Le 13 août 2026, la Maison-Blanche a signé une proclamation qui modifie en profondeur le cadre fiscal appliqué aux importations de drones et de composants associés. Entrant en vigueur le 3 septembre 2026, le texte institue des droits de douane fortement différenciés, allant jusqu'à 100 % pour les appareils jugés sensibles, selon des éléments révélés par plusieurs médias spécialisés (Clubic, Business Korea) et le communiqué présidentiel.
Un ciblage légal et technique
L'arsenal invoqué repose sur la Section 232 de la loi sur l'expansion commerciale américaine, un dispositif qui permet de taxer des importations au nom de la sécurité nationale. Sont particulièrement visés :
- les drones dont la masse au décollage dépasse 25 kg ;
- les appareils équipés de caméras thermiques ou de stations d'accueil avancées.
Pour les unités considérées comme « moins sensibles », une surtaxe de 25 % est prévue. Le décret prévoit en outre un délai de 180 jours pour l'importation de certains composants jugés moins critiques, offrant un espace de manœuvre temporaire aux assembleurs et acteurs de la chaîne logistique.
« réduire la dépendance aux chaînes d'approvisionnement étrangères »
Qui est visé et quels sont les effets attendus ?
Le texte place en première ligne les fabricants chinois, et singulièrement DJI, leader mondial basé à Shenzhen, mais il n'épargne pas les fournisseurs étrangers alliés : les fabricants de l'Union européenne, du Japon et de la Corée du Sud se voient appliquer une taxe de 15 %, tandis que le Royaume-Uni bénéficie d'un traitement un peu plus favorable à 10 %. Le gouvernement américain justifie ces mesures comme une incitation à relocaliser une production stratégique et à protéger des capacités industrielles nationales.
| Pays / catégorie | Taux de droit | Remarques |
|---|---|---|
| Modèles sensibles (p. ex. >25 kg, caméras thermiques) | 100 % | Entrée en vigueur annoncée : 3 septembre 2026 |
| Modèles légers ou commerciaux | 25 % | Catégorie « moins sensible » |
| Union européenne / Japon / Corée du Sud | 15 % | Tarif appliqué aux alliés |
| Royaume-Uni | 10 % | Traitement légèrement favorable |
Conséquences pour l'Europe et la France
À court terme, cette décision devrait peser sur les prix d'importation et sur l'offre disponible sur le marché américain, avec un possible effet de contagion sur les prix mondiaux. Pour les industriels français et européens, trois conséquences méritent attention :
- une pression accrue pour accélérer des projets de montée en gamme et d'industrialisation locale afin d'accéder au marché américain ;
- un risque de perturbation des chaînes d'approvisionnement, en particulier pour les composants spécialisés qui bénéficient du délai de 180 jours ;
- la possibilité de mesures de rétorsion ou d'ajustements réglementaires en réponse, qui compliqueraient davantage les échanges transatlantiques.
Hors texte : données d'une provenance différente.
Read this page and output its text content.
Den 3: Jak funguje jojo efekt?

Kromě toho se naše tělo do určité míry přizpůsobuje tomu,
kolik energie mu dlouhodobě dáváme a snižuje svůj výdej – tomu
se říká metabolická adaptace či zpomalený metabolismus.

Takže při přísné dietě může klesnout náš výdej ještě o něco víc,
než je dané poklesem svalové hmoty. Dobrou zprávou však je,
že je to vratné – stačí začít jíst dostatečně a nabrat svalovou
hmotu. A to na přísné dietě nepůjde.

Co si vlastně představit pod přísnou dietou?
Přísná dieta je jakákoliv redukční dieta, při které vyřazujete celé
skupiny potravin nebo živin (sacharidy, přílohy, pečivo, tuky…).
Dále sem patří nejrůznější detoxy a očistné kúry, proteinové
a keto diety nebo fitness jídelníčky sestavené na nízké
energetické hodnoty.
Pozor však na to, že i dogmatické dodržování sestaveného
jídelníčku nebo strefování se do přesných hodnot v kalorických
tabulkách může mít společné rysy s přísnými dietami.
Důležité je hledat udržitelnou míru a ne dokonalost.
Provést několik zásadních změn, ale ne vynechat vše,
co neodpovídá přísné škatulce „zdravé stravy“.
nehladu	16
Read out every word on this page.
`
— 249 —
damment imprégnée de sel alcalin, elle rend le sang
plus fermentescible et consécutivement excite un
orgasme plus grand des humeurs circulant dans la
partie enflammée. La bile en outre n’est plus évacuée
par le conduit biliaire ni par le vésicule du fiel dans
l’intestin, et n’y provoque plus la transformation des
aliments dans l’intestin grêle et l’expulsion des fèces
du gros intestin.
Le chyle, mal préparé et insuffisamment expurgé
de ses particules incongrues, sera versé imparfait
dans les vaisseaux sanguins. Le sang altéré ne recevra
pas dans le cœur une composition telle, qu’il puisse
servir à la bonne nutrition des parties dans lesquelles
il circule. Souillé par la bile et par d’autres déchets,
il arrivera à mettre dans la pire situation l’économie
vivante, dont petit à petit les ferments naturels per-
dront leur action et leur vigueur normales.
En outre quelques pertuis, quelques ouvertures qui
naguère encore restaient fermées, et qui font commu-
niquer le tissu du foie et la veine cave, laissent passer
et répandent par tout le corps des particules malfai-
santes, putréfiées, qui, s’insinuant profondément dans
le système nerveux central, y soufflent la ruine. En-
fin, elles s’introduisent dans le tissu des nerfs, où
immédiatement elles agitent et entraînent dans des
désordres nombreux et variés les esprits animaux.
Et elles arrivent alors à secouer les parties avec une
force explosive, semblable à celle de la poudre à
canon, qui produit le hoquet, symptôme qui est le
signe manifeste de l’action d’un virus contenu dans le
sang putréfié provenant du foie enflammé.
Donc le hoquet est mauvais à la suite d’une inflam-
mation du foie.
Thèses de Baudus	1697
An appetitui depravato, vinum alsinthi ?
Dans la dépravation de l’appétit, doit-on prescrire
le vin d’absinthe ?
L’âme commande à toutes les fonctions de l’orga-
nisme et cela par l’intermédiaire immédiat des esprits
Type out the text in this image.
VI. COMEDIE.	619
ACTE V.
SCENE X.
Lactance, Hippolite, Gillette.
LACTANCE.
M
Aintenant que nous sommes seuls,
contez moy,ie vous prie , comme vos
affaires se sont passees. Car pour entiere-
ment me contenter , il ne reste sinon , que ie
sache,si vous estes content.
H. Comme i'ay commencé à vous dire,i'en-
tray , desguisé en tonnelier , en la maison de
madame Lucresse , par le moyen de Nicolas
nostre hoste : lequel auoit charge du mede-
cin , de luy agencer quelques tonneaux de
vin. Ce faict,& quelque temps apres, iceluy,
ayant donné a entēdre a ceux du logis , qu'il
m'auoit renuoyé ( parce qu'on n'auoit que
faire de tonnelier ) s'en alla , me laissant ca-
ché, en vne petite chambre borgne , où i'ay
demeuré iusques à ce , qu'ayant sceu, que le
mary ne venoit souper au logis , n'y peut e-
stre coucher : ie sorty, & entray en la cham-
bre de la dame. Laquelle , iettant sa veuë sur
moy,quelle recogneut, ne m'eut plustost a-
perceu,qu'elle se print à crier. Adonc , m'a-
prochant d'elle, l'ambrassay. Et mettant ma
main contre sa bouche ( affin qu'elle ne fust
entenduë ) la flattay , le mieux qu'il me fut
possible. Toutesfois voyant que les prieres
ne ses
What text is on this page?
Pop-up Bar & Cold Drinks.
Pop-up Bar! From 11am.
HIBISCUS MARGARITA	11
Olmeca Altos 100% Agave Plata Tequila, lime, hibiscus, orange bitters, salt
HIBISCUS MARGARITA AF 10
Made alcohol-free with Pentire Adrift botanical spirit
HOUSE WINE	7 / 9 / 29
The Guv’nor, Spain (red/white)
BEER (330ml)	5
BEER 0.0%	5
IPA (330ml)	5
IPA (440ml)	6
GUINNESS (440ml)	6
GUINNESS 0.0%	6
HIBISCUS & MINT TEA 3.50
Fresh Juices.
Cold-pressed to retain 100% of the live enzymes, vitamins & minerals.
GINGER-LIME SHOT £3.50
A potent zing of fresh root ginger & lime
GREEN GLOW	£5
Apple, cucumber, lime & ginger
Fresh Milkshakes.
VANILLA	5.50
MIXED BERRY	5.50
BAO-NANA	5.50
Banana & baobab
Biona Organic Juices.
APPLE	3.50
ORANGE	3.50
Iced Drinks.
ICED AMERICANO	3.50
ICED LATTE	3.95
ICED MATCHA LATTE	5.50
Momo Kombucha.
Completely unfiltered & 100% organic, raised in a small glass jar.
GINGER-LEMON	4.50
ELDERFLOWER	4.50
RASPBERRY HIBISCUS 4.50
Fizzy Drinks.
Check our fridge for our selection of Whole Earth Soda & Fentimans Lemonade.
Un signal géopolitique et industriel
Au-delà de l'impact tarifaire immédiat, la proclamation est un signal clair : Washington entend utiliser sa politique commerciale comme levier de sécurité industrielle, ciblant des segments technologiques jugés sensibles. Pour les exportateurs européens, cela implique de repenser à la fois l'architecture des fournisseurs et la stratégie commerciale vers les États-Unis.
Les importateurs et intégrateurs disposeront de quelques mois pour s'ajuster, mais le calendrier serré soulève déjà des inquiétudes quant à une possible hausse des prix et à des ruptures temporaires d'approvisionnement. Les décideurs français et européens devront évaluer la nécessité d'initiatives industrielles coordonnées pour préserver l'accès aux marchés et la compétitivité de leurs filières.
Sources : Clubic, Business Korea, document de la Maison-Blanche (publication du 13 août 2026).